What are the main types of English verbs?
The main types are regular verbs (past tense with “-ed”), irregular verbs (which must be learned individually), phrasal verbs (a verb plus a particle that creates a new meaning), and auxiliary verbs (helping verbs like be, do, have and the modals).
What is the difference between a present participle and a gerund?
Both are the “-ing” form, but they do different jobs. A present participle is part of a verb, as in “I am swimming.” A gerund is the “-ing” form used as a noun, as in “I like swimming.”
How do I know if a verb is transitive or intransitive?
Check whether the verb takes an object. If it does, like “eat” in “I eat oranges,” it is transitive. If it does not, like “sleep” in “I sleep well,” it is intransitive. Some verbs can be both depending on the sentence.

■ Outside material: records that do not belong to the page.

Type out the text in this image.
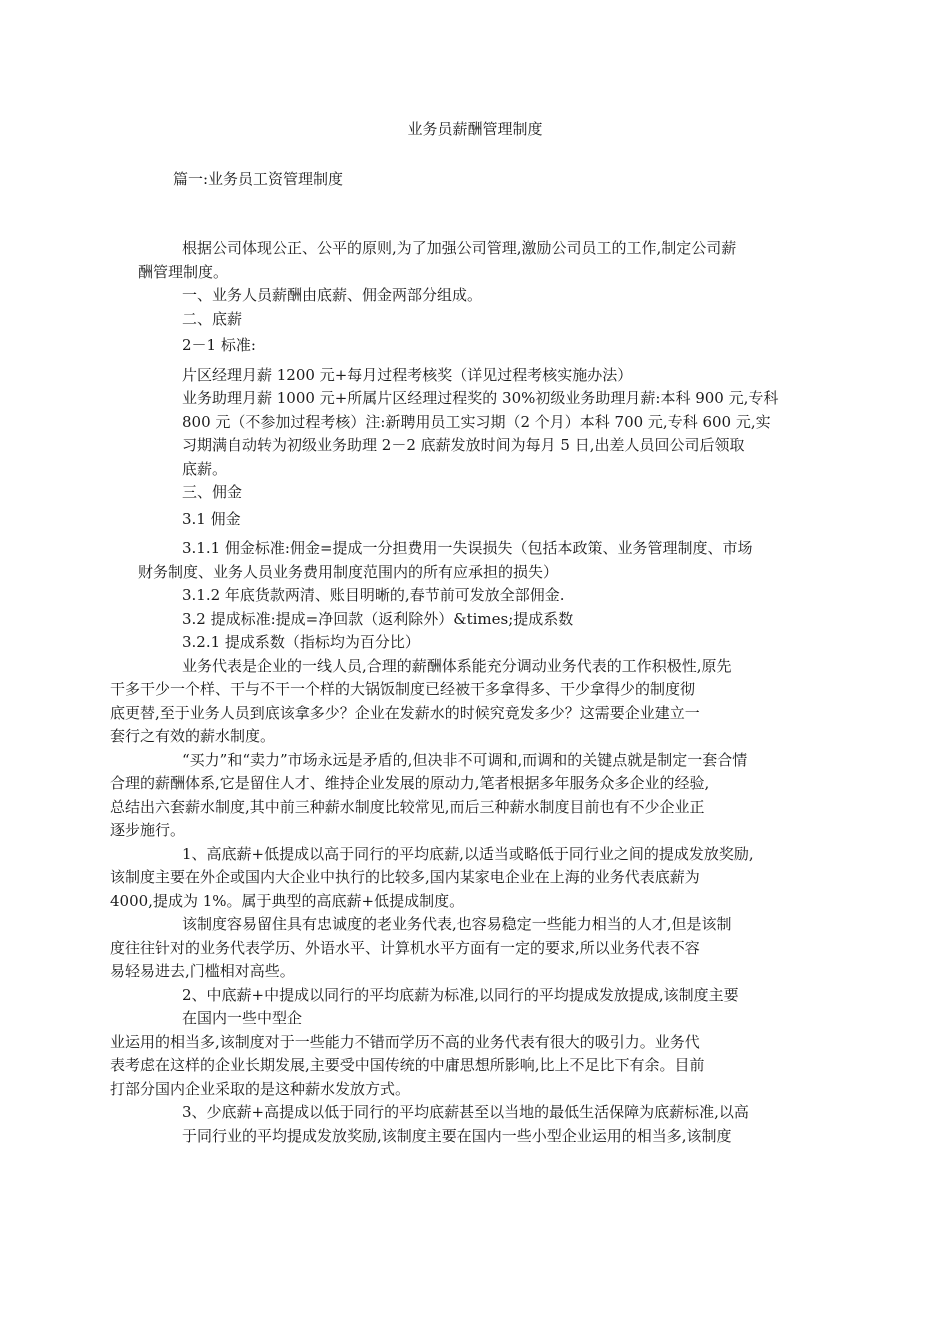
业务员薪酬管理制度
篇一:业务员工资管理制度

根据公司体现公正、公平的原则,为了加强公司管理,激励公司员工的工作,制定公司薪

酬管理制度。

一、业务人员薪酬由底薪、佣金两部分组成。

二、底薪

2－1 标准:

片区经理月薪 1200 元+每月过程考核奖（详见过程考核实施办法）

业务助理月薪 1000 元+所属片区经理过程奖的 30%初级业务助理月薪:本科 900 元,专科

800 元（不参加过程考核）注:新聘用员工实习期（2 个月）本科 700 元,专科 600 元,实

习期满自动转为初级业务助理 2－2 底薪发放时间为每月 5 日,出差人员回公司后领取

底薪。

三、佣金

3.1 佣金

3.1.1 佣金标准:佣金=提成一分担费用一失误损失（包括本政策、业务管理制度、市场

财务制度、业务人员业务费用制度范围内的所有应承担的损失）

3.1.2 年底货款两清、账目明晰的,春节前可发放全部佣金.

3.2 提成标准:提成=净回款（返利除外）&times;提成系数

3.2.1 提成系数（指标均为百分比）

业务代表是企业的一线人员,合理的薪酬体系能充分调动业务代表的工作积极性,原先

干多干少一个样、干与不干一个样的大锅饭制度已经被干多拿得多、干少拿得少的制度彻

底更替,至于业务人员到底该拿多少？企业在发薪水的时候究竟发多少？这需要企业建立一

套行之有效的薪水制度。

“买力”和“卖力”市场永远是矛盾的,但决非不可调和,而调和的关键点就是制定一套合情

合理的薪酬体系,它是留住人才、维持企业发展的原动力,笔者根据多年服务众多企业的经验,

总结出六套薪水制度,其中前三种薪水制度比较常见,而后三种薪水制度目前也有不少企业正

逐步施行。

1、高底薪+低提成以高于同行的平均底薪,以适当或略低于同行业之间的提成发放奖励,

该制度主要在外企或国内大企业中执行的比较多,国内某家电企业在上海的业务代表底薪为

4000,提成为 1%。属于典型的高底薪+低提成制度。

该制度容易留住具有忠诚度的老业务代表,也容易稳定一些能力相当的人才,但是该制

度往往针对的业务代表学历、外语水平、计算机水平方面有一定的要求,所以业务代表不容

易轻易进去,门槛相对高些。

2、中底薪+中提成以同行的平均底薪为标准,以同行的平均提成发放提成,该制度主要

在国内一些中型企

业运用的相当多,该制度对于一些能力不错而学历不高的业务代表有很大的吸引力。业务代

表考虑在这样的企业长期发展,主要受中国传统的中庸思想所影响,比上不足比下有余。目前

打部分国内企业采取的是这种薪水发放方式。

3、少底薪+高提成以低于同行的平均底薪甚至以当地的最低生活保障为底薪标准,以高

于同行业的平均提成发放奖励,该制度主要在国内一些小型企业运用的相当多,该制度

What is the best way to learn irregular verbs?
Learn the three forms together (base, past simple, past participle), focus on the most frequent verbs first, and use them in full sentences out loud. Practising with a teacher who corrects you in real time makes them automatic much faster.
How many irregular verbs are there in English?
There are a few hundred irregular verbs, but only around 100 to 200 are common in everyday use. Learning the most frequent ones first covers the large majority of what you will actually need.

Keep this page handy as a reference, and remember that the verbs you practise out loud are the ones you will actually remember when you speak.